Just as the Victoria Cross — though solely a British award — is recognised globally as the foremost recognition of valour in wartime so, too, the Nobel Peace Prize has gained international acceptance as the world’s most revered award for the advancement of human rights.
Established in 1895, the peace prize has gained that recognition and respect largely through the calibre of those chosen as recipients, among them Martin Luther King, as well as our own John Hume and David Trimble.
With some exceptions, those people and organisations awarded the prized prize gain in stature and global recognition as the finest examples of noble sacrifice and endeavour.
One glaring exception is Aung Sang Suu Kyi, the civilian ruler of Myanmar (formerly Burma) who received the prize in 1991 for facing down the military junta that seized power in 1988, but who now stands accused of failing to do anything to stop the wholesale slaughter by that same military of hundreds of thousands of ethnic, mostly Muslim, Rohingyas.
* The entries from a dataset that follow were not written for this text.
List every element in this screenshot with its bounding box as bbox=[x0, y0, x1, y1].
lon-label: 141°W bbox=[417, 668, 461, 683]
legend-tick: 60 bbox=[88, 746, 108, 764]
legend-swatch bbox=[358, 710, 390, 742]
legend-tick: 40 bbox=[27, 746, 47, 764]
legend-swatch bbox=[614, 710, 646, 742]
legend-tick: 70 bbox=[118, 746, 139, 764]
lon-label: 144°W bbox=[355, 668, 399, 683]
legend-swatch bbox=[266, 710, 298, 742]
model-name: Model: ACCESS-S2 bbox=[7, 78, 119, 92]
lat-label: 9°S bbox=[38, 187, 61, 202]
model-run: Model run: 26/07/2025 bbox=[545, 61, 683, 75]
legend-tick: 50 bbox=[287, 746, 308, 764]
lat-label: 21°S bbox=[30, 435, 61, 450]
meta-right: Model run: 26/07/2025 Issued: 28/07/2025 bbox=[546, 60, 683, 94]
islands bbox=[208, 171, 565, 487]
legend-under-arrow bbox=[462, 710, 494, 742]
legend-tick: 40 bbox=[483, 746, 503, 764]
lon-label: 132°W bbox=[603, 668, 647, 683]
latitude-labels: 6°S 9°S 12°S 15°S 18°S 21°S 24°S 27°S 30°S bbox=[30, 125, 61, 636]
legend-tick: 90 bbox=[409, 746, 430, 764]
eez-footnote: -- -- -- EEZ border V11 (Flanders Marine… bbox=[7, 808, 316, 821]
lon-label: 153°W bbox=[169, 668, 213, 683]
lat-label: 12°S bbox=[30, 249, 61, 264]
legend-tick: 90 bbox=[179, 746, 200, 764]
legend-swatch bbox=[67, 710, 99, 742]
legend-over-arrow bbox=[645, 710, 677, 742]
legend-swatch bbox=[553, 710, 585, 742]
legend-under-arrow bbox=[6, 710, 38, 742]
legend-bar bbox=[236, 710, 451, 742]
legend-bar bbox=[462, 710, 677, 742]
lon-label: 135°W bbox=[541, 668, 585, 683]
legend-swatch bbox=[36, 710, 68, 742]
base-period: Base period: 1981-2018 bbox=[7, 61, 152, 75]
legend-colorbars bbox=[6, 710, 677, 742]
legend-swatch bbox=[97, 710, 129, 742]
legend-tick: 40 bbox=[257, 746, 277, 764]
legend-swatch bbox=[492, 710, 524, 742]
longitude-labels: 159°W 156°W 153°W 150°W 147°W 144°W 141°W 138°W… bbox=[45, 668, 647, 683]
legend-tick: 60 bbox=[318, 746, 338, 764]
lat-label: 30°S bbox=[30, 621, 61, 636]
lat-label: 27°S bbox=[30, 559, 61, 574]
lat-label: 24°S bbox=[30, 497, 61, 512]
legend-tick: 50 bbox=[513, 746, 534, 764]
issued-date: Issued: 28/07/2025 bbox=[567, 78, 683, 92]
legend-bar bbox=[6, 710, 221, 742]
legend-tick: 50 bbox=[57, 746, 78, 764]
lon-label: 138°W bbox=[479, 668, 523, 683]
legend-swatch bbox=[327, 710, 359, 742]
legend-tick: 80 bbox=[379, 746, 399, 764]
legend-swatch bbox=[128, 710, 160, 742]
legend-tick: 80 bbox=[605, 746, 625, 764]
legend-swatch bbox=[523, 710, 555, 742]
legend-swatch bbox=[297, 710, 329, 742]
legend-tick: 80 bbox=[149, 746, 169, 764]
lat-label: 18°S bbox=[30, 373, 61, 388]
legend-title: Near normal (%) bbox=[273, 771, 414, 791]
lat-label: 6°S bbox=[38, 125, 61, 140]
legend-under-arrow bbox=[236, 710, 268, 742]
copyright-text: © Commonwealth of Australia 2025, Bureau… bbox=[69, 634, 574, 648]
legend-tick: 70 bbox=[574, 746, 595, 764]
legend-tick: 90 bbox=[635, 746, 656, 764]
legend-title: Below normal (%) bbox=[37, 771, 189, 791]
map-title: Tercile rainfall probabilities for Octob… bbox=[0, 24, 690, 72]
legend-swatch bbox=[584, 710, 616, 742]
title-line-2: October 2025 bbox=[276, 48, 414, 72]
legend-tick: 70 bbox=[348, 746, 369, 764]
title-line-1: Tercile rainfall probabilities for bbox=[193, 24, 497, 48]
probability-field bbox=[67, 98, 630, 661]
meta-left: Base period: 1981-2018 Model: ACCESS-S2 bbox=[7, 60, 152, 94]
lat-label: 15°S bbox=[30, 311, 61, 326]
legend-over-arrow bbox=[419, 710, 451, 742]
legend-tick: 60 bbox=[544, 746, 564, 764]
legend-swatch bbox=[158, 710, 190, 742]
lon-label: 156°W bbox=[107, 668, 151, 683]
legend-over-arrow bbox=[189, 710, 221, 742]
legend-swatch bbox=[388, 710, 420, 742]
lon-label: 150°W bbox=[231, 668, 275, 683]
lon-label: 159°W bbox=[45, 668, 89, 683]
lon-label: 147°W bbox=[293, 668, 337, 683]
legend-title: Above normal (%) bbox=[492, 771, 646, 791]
A whole range of human savagery has been unleashed on the Rohingyas by the ferocious and merciless military. Villages have been razed, women raped in front of their husbands, and those husbands killed in turn. Infants have been murdered in front of their mothers who are then, themselves, slaughtered. Those trying to flee Myanmar by boat are habitually gunned down in the water.
Not since the war in Rwanda or the Bosnian conflict has so much horror been visited on so many.
Through it all, Aung Sang Suu Kyi, the country’s Nobel peace laureate, has not only stood silent but has claimed that reports of ethnic cleansing by her country’s military are either mistaken, misguided or plain wrong. She has even employed a Donald Trumpism — citing a report by the UN into the genocide as “false news”.
The UN report marks the first time the organisation has explicitly called for Myanmar officials to face genocide charges over a brutal crackdown on Rohingya Muslims last year.
The organisation that oversees the Nobel Peace Prize has said that the 1991 award to Aung Sang Suu Kyi cannot be revoked on the grounds that it is rewarded for past endeavours. But the rejection by her government of the report by UN investigators makes a mockery of the prize and, by extension, the Nobel academy that awards it.
The Norwegian Nobel Committee, which awards the peace prize, must be cringing at the memory of her speech made in 2012 at Oslo City Hall when she was finally able to accept the award in person. Thorbjorn Jagland, the chairman of the committee, praised her and thanked her “for your fearlessness, your tenacity and your strength”. He said: “Your life is a message to all of us.”
A little humility by the academy might be in order, on the line of the apology it offered in 2006 for failure to give the prize to Mahatma Gandhi, even though he was nominated six times. The peace prize has had a chequered past. At one stage, in 1939, Adolf Hitler was nominated for it. Aung Sang Suu Kyi is no Hitler, but she is no Gandhi, either.